Uterine contractions (fights) at first are not too intense and occur in 10-20 minutes. Then they become more frequent and stronger and are noted after 1-2 minutes. At this time, the anterior amniotic fluid, located between the cervix and the fetal head, like a wedge, spreads the cervix.
Disclosure period. It should be noted that the contractions are undoubtedly painful and give the woman great inconvenience, but they are always within the tolerability of these pains. To some, they caused severe trauma and memories of them - like a terrible dream, but someone did not even remember them. But almost all women after a few days, after the birth of a child, forget all the unpleasant moments, there is only a happy time of communication with the newborn.
Labor, in contrast to the labor that only prepares the birth canal for the period of exile, characterized by a sense of pressure on the rectum, due to the continuous lowering of the presenting part of the vagina. By the end of the period of exile attempts are becoming stronger and the woman should actively participate in this process - pushing and trying to push the fruit outwardly.
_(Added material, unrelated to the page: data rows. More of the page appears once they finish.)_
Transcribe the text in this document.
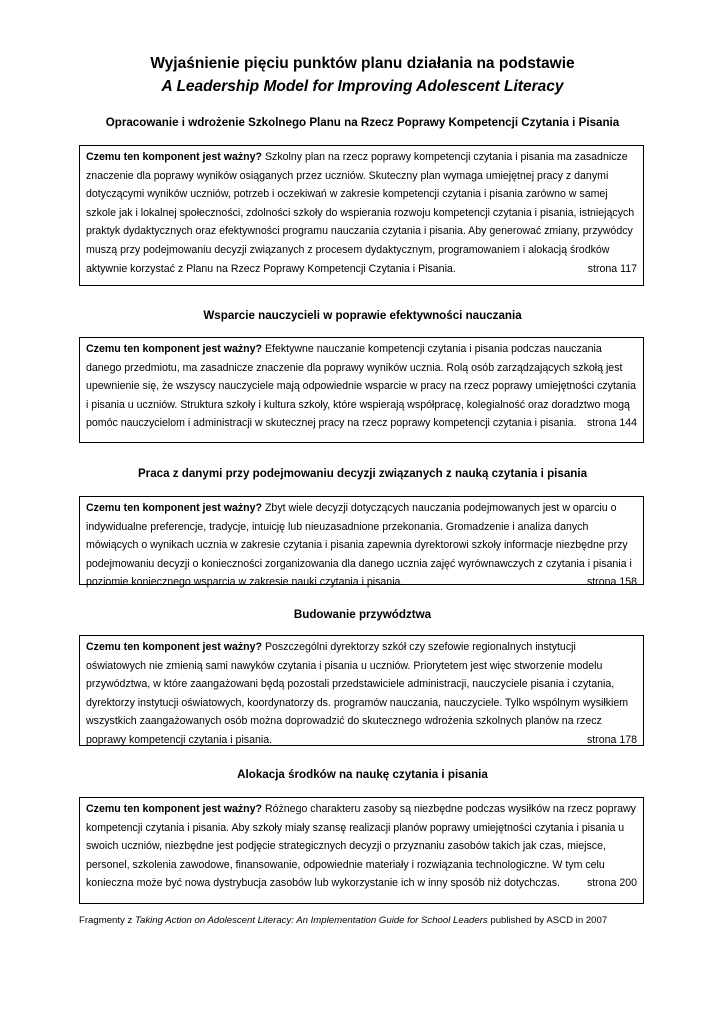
Wyjaśnienie pięciu punktów planu działania na podstawie
A Leadership Model for Improving Adolescent Literacy
Opracowanie i wdrożenie Szkolnego Planu na Rzecz Poprawy Kompetencji Czytania i Pisania
Czemu ten komponent jest ważny? Szkolny plan na rzecz poprawy kompetencji czytania i pisania ma zasadnicze znaczenie dla poprawy wyników osiąganych przez uczniów. Skuteczny plan wymaga umiejętnej pracy z danymi dotyczącymi wyników uczniów, potrzeb i oczekiwań w zakresie kompetencji czytania i pisania zarówno w samej szkole jak i lokalnej społeczności, zdolności szkoły do wspierania rozwoju kompetencji czytania i pisania, istniejących praktyk dydaktycznych oraz efektywności programu nauczania czytania i pisania. Aby generować zmiany, przywódcy muszą przy podejmowaniu decyzji związanych z procesem dydaktycznym, programowaniem i alokacją środków aktywnie korzystać z Planu na Rzecz Poprawy Kompetencji Czytania i Pisania.	strona 117
Wsparcie nauczycieli w poprawie efektywności nauczania
Czemu ten komponent jest ważny? Efektywne nauczanie kompetencji czytania i pisania podczas nauczania danego przedmiotu, ma zasadnicze znaczenie dla poprawy wyników ucznia. Rolą osób zarządzających szkołą jest upewnienie się, że wszyscy nauczyciele mają odpowiednie wsparcie w pracy na rzecz poprawy umiejętności czytania i pisania u uczniów. Struktura szkoły i kultura szkoły, które wspierają współpracę, kolegialność oraz doradztwo mogą pomóc nauczycielom i administracji w skutecznej pracy na rzecz poprawy kompetencji czytania i pisania. strona 144
Praca z danymi przy podejmowaniu decyzji związanych z nauką czytania i pisania
Czemu ten komponent jest ważny? Zbyt wiele decyzji dotyczących nauczania podejmowanych jest w oparciu o indywidualne preferencje, tradycje, intuicję lub nieuzasadnione przekonania. Gromadzenie i analiza danych mówiących o wynikach ucznia w zakresie czytania i pisania zapewnia dyrektorowi szkoły informacje niezbędne przy podejmowaniu decyzji o konieczności zorganizowania dla danego ucznia zajęć wyrównawczych z czytania i pisania i poziomie koniecznego wsparcia w zakresie nauki czytania i pisania.	strona 158
Budowanie przywództwa
Czemu ten komponent jest ważny? Poszczególni dyrektorzy szkół czy szefowie regionalnych instytucji oświatowych nie zmienią sami nawyków czytania i pisania u uczniów. Priorytetem jest więc stworzenie modelu przywództwa, w które zaangażowani będą pozostali przedstawiciele administracji, nauczyciele pisania i czytania, dyrektorzy instytucji oświatowych, koordynatorzy ds. programów nauczania, nauczyciele. Tylko wspólnym wysiłkiem wszystkich zaangażowanych osób można doprowadzić do skutecznego wdrożenia szkolnych planów na rzecz poprawy kompetencji czytania i pisania.	strona 178
Alokacja środków na naukę czytania i pisania
Czemu ten komponent jest ważny? Różnego charakteru zasoby są niezbędne podczas wysiłków na rzecz poprawy kompetencji czytania i pisania. Aby szkoły miały szansę realizacji planów poprawy umiejętności czytania i pisania u swoich uczniów, niezbędne jest podjęcie strategicznych decyzji o przyznaniu zasobów takich jak czas, miejsce, personel, szkolenia zawodowe, finansowanie, odpowiednie materiały i rozwiązania technologiczne. W tym celu konieczna może być nowa dystrybucja zasobów lub wykorzystanie ich w inny sposób niż dotychczas.	strona 200
Fragmenty z Taking Action on Adolescent Literacy: An Implementation Guide for School Leaders published by ASCD in 2007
As soon as the head "emerges" from under the lone articulation, it becomes easier for everyone - both the parturient child and the medical staff, because the baby's body is now born easily and painlessly.
The midwife with an electric pump evacuates slime from the mouth and spout of the baby as soon as the head appears from the genital slit. After the birth of the child, the midwife cuts the umbilical cord and processes it. The child is transferred to the hands of a pediatrician and a nurse who treats him on a changing table equipped with a light and heat source. This ends the period of exile.
Then follows the consecutive period - this is the period of birth of the placenta (placenta). After the birth of the fetus, the uterine contractions continue and gradually exfoliate the placenta, pushing it outward along with the other membranes. The birth is over.